Hoy celebras tu cumpleaños en el cielo y no dudo de qué pedirás como regalo pero, por favor Papá, ¡EMPIEZA POR ABAJO!.
Tu Beni que te quiere mucho.
(*) Los médicos se equivocaron y pasaste con nosotros dos navidades más.
No se me ocurre otra: "La flor de la canela"
11 comentarios:
No te preocupes, el orden de factores no altera el producto.
La Baronesa de tienes qué se apunta a tu iniciativa: Tienen que empezar por los del final. Aunque pensándolo mejor no, que empezarían por los bisnietos y saldríamos perdiendo. Jajaja.
Muchas Felicidades Benita para vos y los tuyos.
Tu blog está cada vez mejor.Humor, literatura propia y de la buena, música, consejos, filosofía, familia, sociedad...
Ya ves que aunque estoy un poco a las corridas siempre me hago un tiempo para leer cosas buenas.
juan
Muchas felicidades, qué bonito! ...aunque como hermana mayor, nieta mayor y primera "hacedora" de nietos, sobrinos y bisnietos, no sé si reclamar que se mantengan los órdenes habituales ;)
¿La pequeña de catorce? Empezará por abajo, eras una de sus jefes
Muy emocinante Benita. La primera de abajo?! Todo lo que habras aprendido! y cuantas jugarretas les habras gastado a los de arriba ;)
Emocionante.
No sé qué más decir.
Felicidades.
Me ha ancantado.¡Qué familia tan estupenda!

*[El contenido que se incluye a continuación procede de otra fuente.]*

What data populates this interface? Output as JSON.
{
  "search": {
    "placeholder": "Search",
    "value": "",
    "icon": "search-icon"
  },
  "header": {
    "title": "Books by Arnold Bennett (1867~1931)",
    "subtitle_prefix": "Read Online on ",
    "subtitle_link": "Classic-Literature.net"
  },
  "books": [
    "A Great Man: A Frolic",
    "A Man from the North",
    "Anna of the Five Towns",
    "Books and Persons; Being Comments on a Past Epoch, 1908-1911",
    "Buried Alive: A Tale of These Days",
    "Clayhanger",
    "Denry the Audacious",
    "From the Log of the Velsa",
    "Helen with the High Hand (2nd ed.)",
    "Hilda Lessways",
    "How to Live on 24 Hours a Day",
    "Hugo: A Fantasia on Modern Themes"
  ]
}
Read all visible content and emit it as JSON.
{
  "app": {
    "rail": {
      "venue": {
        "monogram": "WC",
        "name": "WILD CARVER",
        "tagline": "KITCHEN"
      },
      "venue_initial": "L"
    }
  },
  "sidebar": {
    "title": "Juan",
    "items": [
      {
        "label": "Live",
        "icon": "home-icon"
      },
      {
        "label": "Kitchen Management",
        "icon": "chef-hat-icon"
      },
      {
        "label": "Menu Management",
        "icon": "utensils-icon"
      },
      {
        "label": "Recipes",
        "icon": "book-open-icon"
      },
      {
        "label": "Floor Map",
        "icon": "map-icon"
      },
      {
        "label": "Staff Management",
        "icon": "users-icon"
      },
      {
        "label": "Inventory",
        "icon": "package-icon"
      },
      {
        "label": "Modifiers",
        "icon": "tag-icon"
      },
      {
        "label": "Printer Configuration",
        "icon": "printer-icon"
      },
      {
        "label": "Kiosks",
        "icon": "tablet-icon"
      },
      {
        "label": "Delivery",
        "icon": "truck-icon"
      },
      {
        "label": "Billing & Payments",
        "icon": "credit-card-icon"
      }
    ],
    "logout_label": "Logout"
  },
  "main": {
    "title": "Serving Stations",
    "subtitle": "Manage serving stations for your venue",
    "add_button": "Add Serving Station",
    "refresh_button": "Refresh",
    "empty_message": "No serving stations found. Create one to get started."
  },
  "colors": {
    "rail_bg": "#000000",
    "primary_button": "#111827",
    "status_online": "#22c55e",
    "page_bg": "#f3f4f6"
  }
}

He llorado de emoción Benita, me imagino a tu padre despidiéndose con una sonrisa. Los pequeños de muchos sois terribles siempre reivindicando. Creo que dentro de unos años -espero que muchos- nuestros hijos recordarán a Luis como tu recuerdas a tu padre. El comienzo de tu relato se repite cada día. La mayoría piensa que yo soy el alma de la familia, pero no es cierto, quizá yo soy el motor, pero el alma es Luis.
Un beso y ¡FELIZ CUMPEAÑOS!
María Jesús
Beni:
Me ha emocionado. No sé que orden esta siguiendo, pero sé que a los de "abajo" nos tiene muy presentes, lo noto cada día.
Felicidades desde aquí abajo, te lo decimos a gritos pero por dentro. Ya que eres un embajador de primera mano, negocia muchas cosas buenas para todos, y ya sabes que en el TODOS, están más que Mamá y nosotros, están tantos amigos, muchísimos, sobrinos, nietos... Felicidades!!